Alors, ce Asylum Agenda, une bombe made in England, une féerie pour les sens ? Euhhh, oui mais non, doucement, on s’emballe, un peu de sang-froid, tout va trop vite entre nous. Car si l’album a bien « quelque chose », on est assez loin de tout ça. N’allons pas nous imaginer des productions follement imaginatives, par exemple, parce qu’on s’exposerait à une cruelle déception. On a le plus souvent affaire à d’honnêtes instrumentaux, variés sûrement, de quoi servir de support aux rappeurs, pas de quoi se lever la nuit. Quant à l’absence de faute de goût, faudrait voir à pas pousser. En témoigne la très douteuse série (où à chaque fois, Dag Nabbit a laissé sa place à d’autres) qui mène du sirupeux « 2nd Hand Contraband » à l’énervant « Bollocks », frayant une voie « électro » qui laisse pour le moins perplexe : écouter ça en musique de fond pendant une partie de Playstation un peu agressive, c’est un coup à finir aux urgences. Ce sont les affres habituelles du crossover entre dance-hall, nu soul et tout le bazar : tout ça est un peu trop formaté pour plaire, et ça se sent, et c’est désagréable. On se demande d’ailleurs si le DJ et le beatboxer participent aux enregistrements en studio, parce que le premier est trop discret et le second carrément inaudible (à moins qu’il n’imite vraiment bien les boîtes à rythmes), laissant le champ libre à un abus caractérisé de refrains faciles.

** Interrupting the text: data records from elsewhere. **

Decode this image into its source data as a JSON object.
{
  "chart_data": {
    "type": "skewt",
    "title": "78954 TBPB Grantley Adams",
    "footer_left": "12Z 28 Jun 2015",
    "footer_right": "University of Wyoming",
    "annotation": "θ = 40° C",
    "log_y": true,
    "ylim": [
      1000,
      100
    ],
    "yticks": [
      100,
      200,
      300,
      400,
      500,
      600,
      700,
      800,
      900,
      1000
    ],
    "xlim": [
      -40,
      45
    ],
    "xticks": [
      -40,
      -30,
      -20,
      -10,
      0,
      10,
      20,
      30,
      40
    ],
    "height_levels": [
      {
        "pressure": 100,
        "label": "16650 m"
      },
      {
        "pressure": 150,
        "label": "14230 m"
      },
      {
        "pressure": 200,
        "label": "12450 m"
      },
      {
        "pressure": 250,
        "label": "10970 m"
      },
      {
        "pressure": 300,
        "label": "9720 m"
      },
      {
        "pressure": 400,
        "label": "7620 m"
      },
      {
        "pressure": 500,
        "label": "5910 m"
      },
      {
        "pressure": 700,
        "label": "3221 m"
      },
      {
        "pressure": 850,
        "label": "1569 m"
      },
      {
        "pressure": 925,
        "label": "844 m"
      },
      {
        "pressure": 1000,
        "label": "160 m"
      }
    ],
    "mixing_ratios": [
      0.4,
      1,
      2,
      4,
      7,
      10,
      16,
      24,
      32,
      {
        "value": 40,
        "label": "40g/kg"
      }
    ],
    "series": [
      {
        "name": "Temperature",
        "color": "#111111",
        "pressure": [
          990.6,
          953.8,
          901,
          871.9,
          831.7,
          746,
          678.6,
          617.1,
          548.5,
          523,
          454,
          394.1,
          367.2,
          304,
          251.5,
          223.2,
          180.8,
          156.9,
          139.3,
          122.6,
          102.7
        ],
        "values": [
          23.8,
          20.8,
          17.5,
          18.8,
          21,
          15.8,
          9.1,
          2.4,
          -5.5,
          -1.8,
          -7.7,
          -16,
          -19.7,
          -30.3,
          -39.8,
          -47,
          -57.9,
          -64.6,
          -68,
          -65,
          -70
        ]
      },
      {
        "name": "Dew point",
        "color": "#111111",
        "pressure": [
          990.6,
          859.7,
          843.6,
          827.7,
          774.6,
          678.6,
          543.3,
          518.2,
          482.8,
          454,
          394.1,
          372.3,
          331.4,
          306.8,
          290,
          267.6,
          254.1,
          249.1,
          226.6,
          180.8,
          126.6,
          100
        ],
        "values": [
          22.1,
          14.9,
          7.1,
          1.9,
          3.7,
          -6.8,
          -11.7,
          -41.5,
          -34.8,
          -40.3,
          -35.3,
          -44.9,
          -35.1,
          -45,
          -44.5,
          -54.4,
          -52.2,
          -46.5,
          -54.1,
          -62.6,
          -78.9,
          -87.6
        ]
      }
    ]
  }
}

D’où vient donc l’aspect plaisant de Asylum Agenda ? La longue brochette d’invités (des français se cachent parmi eux, sauras-tu les trouver ?) pourraient faire redouter que les deux piliers vocaux du groupe ne sont pas à la hauteur et ont besoin de renforts pour tenir la barre. C’est tout le contraire. D’une technique parfois impressionnante, l’aisance microphonique de Metropolis et de son Orifice préféré est le fil conducteur de cet album. Même quand les productions sont d’un faible intérêt, voire insipides (« Let Go », entrée en matière décevante avec Wildchild), les deux rappeurs les transcendent avec une indéniable efficacité, particulièrement quand ils dévalent le beat à toute vitesse, avec cet accent inimitable qui faisait le charme de leurs ancêtres de Gunshot, les bien nommés Alkaline et Mercury. C’est le cas sur « Hold On », qui débute la (très) bonne série de morceaux de l’album, de plus en plus efficace au fur et à mesure des écoutes. On goûte alors avec plaisir les essais mieux contrôlés de la dernière partie de l’album, comme l’influence jazz rugueuse et futuriste de « Astroscience », ou tout simplement le bon vieux boom-bap qui fait son apparition à plusieurs reprises. Bref, tout cela est un peu inégal, mais donne fortement envie d’aller découvrir les premiers morceaux du groupe (probablement moins « calculés ») et surtout la performance des MC’s sur scène.